Record 10,977 active dealers, with 1,526 new dealer enrollments and increased adoption of digital tools and AI-enabled servicing.
Implemented a new company-wide operating system and expanded digital credit applications to improve planning, execution, and review.
Reduced workforce by 6% in April to align cost structure with strategic priorities.
Financial highlights
Total revenue for Q1 2026 was $580.0 million, up 1.6% year-over-year, with finance charges increasing 2.2% to $538.4 million and provision for credit losses decreasing 13.8% to $139.6 million.
Operating expenses rose 4.2% to $141.2 million, driven by higher sales, marketing, and professional services costs.

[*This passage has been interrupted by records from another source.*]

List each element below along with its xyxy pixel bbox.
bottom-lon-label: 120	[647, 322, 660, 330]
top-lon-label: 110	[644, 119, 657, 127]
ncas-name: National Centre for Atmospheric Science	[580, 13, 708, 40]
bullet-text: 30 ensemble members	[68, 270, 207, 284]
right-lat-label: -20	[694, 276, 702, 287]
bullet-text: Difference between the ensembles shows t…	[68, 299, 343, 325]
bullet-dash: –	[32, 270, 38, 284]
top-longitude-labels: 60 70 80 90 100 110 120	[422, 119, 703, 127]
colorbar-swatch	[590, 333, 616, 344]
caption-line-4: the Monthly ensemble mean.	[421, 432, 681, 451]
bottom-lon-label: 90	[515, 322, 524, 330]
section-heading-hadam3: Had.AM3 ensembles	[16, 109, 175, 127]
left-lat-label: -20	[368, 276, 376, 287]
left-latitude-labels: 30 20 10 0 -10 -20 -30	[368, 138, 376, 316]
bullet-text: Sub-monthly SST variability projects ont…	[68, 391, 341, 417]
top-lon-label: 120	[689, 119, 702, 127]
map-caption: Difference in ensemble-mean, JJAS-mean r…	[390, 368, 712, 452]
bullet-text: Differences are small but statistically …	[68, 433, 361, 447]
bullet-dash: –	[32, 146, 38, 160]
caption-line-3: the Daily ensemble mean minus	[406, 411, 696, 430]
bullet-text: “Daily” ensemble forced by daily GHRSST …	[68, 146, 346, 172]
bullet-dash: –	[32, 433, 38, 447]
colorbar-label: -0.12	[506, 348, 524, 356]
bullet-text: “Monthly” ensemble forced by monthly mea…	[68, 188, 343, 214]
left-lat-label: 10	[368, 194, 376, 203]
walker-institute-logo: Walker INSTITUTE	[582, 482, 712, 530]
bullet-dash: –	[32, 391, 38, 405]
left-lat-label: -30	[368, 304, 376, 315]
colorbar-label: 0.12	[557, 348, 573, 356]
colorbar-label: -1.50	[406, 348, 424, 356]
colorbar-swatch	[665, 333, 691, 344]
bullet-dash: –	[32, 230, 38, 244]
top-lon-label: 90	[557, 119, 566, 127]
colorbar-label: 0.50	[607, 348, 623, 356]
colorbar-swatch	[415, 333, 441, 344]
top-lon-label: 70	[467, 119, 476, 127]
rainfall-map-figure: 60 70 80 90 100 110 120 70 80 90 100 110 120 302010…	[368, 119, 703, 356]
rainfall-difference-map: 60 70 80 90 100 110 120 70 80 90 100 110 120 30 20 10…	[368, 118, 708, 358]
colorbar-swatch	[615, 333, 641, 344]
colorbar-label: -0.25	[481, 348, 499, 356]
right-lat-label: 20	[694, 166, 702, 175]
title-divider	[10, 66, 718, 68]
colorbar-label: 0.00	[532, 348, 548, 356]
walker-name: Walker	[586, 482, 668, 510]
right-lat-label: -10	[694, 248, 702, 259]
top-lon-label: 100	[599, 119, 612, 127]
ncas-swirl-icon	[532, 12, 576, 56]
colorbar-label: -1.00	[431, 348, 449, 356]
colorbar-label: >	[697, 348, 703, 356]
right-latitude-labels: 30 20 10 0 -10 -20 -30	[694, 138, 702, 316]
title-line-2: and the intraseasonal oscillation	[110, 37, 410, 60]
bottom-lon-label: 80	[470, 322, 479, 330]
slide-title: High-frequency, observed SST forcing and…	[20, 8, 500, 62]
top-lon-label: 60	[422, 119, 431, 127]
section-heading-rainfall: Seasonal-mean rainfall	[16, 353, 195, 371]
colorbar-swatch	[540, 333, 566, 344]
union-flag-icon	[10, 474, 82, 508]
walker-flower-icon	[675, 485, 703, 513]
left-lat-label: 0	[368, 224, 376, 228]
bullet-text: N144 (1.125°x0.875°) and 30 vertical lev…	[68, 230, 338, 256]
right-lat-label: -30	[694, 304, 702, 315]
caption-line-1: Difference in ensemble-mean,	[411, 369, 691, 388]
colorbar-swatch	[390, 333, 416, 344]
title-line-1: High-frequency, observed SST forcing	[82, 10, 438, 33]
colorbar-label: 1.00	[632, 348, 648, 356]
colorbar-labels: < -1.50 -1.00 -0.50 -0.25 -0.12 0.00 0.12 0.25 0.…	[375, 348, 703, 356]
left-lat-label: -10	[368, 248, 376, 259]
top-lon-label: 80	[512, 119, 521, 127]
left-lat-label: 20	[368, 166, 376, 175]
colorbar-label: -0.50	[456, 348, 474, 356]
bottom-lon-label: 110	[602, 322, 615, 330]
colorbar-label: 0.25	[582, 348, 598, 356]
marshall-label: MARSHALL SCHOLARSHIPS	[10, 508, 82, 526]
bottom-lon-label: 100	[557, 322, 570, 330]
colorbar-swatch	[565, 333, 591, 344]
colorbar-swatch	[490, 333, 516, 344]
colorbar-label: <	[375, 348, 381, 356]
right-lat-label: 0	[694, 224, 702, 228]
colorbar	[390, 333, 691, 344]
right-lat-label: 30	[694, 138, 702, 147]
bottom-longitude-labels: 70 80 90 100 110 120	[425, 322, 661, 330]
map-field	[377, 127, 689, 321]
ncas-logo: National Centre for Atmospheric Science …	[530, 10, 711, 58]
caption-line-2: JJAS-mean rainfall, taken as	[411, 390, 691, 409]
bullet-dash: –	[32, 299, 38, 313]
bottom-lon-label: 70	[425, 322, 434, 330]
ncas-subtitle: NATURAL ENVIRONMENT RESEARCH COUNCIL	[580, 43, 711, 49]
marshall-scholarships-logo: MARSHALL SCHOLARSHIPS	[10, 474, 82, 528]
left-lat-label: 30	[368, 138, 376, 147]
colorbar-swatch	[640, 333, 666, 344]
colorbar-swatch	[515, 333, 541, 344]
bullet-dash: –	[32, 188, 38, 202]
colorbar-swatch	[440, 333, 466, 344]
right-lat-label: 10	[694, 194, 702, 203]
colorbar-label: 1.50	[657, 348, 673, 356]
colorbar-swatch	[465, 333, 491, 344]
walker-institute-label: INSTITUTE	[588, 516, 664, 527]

Interest expense declined 5.5% to $108.4 million, reflecting lower average debt and cost of debt.
Economic profit grew 17.8% to $41.6 million, with adjusted return on capital at 9.3% and cost of capital at 7.4%.
Liquidity stood at $1.3 billion as of March 31, 2026.
Outlook and guidance
Management expects continued focus on maximizing economic profit through accurate loan forecasting, disciplined capital deployment, and scaling AI-enabled servicing and digital dealer tools.
Forecasted net cash flows from the loan portfolio declined by $9.1 million (0.1%), the smallest quarterly change in three years, indicating reduced volatility.
Advance rates to dealers have been reduced to increase margin of safety amid ongoing economic uncertainty.
Not seeking to regain market share at any cost; focus remains on profitable economics and targeted opportunities.